Boulez once said, pointing at a De Kooning nude: “Modernism is based on the fragment, while previously this would have been considered a preparatory draft.”
We say the same of this Carter piece. Colorful in extreme. But only a Maestro like Boulez could make it seem more lucid than the score could indicate to the likes of us.
As others collected themselves over intermission coffees, I decamped from a great seat in the Terrace (where one bright young Chicagoan was enthusing gush to see the face of Pierre Boulez – go, 84-year-old babe magnet!) After all, I was told the acoustics were compromised there, and so sought the balcony. (Plus, the box seats we faced intimately over this 105-year-old orchestra stage didn’t hold the same fashionable and wealthy garbed folk we’d hoped for: a modern equivalent to Second Empire courtesans and their badly behaved loves leaning over the rails with bared shoulders and well-cut coats.)

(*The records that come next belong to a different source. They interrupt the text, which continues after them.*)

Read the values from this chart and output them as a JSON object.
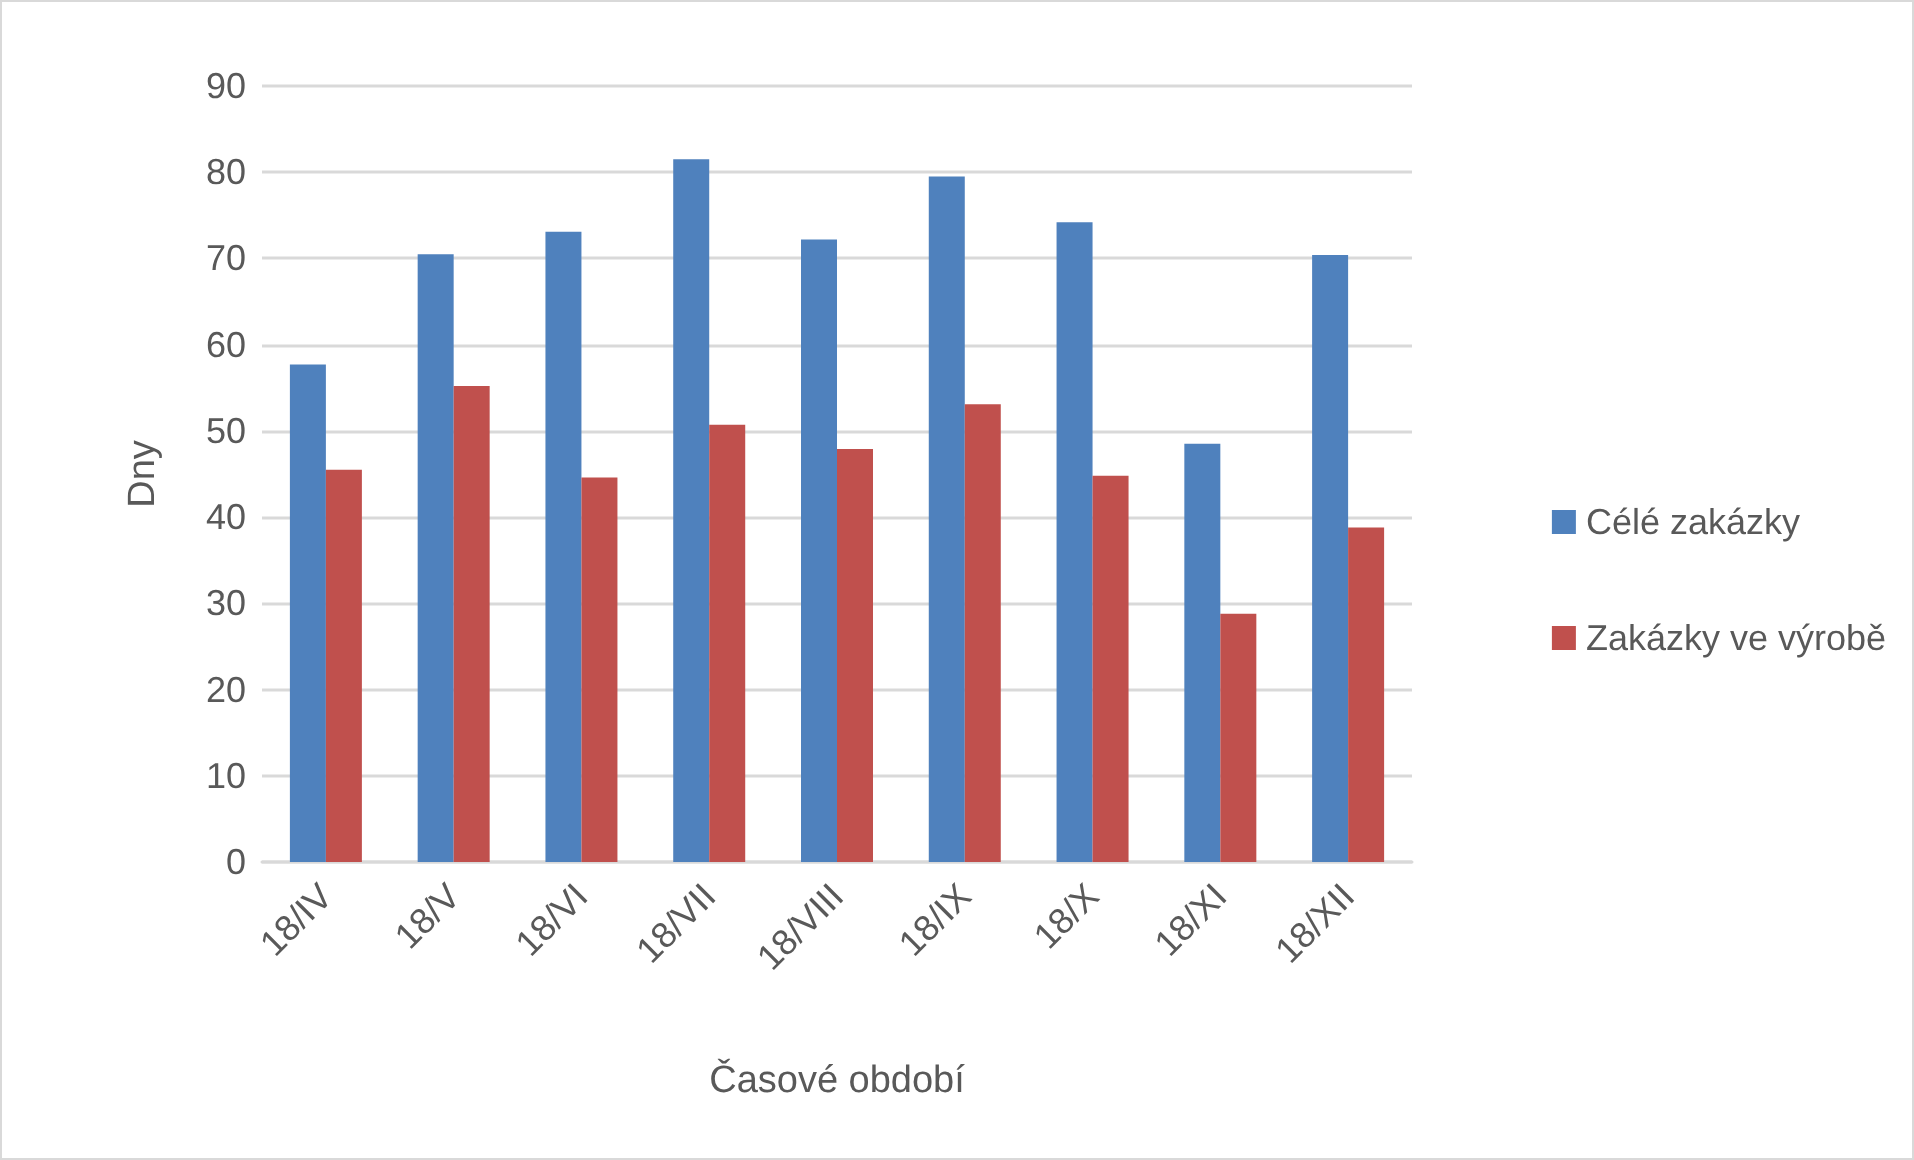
{
  "chart_data": {
    "type": "bar",
    "xlabel": "Časové období",
    "ylabel": "Dny",
    "categories": [
      "18/IV",
      "18/V",
      "18/VI",
      "18/VII",
      "18/VIII",
      "18/IX",
      "18/X",
      "18/XI",
      "18/XII"
    ],
    "series": [
      {
        "name": "Célé zakázky",
        "color": "#4f81bd",
        "values": [
          57.7,
          70.5,
          73.1,
          81.5,
          72.2,
          79.5,
          74.2,
          48.5,
          70.4
        ]
      },
      {
        "name": "Zakázky ve výrobě",
        "color": "#c0504d",
        "values": [
          45.5,
          55.2,
          44.6,
          50.7,
          47.9,
          53.1,
          44.8,
          28.8,
          38.8
        ]
      }
    ],
    "ylim": [
      0,
      90
    ],
    "yticks": [
      0,
      10,
      20,
      30,
      40,
      50,
      60,
      70,
      80,
      90
    ],
    "grid": "y",
    "legend": "right"
  }
}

Edgard Varese’s Ionisation is the anthithesis of your church handbell choir, and unholy to the max. This short polyrhythmic interlude hit the scene in the early Thirties – scandalizing the same Paris that loved neoclassical Stravinsky. The police siren always offends, backed by its gaudy thrum-thrum and unexpected shakers. Suddenly, a fierce almost-African riff or three comes to the fore. You could tell that the triangle guy –holding his instrument on high – was annoyed to compete with the siren. There was a light laughter in the hall’s applause. Chicago was high-handedly amused.
Boulez casually threw the first Varese score to the ground and cracked open that of his Amériques. The flute is our “home instrument,” launching us into a realm that doesn’t care for “home keys.” Its comical cognate is the lion’s roar worked over repeatedly by a small Asian player. As she yanked on the taut cord, we thought it sounded rather like she was tormenting one very angry cow — a fine chaos, all the same.
In case you don’t know Varese, meet the liberator of modern percussive music. Even the harps learn new and delightful tricks! The two harpists struck fierce plucks while rapping knuckles on the wood of the frame – nothing could have been more warmly mechanistic. Cellos swayed momentarily before colliding with a few jingle bells and some clappers. Under any other conductor, this would be a circus, but quiet, firm Boulez molded it to purpose.
Imagine a Fauve painting splashed onto German propaganda posters from the late ‘30s. Reds flashed and somber blues of orchestra color mounted into a fantastic din that plowed into one profound crescendo.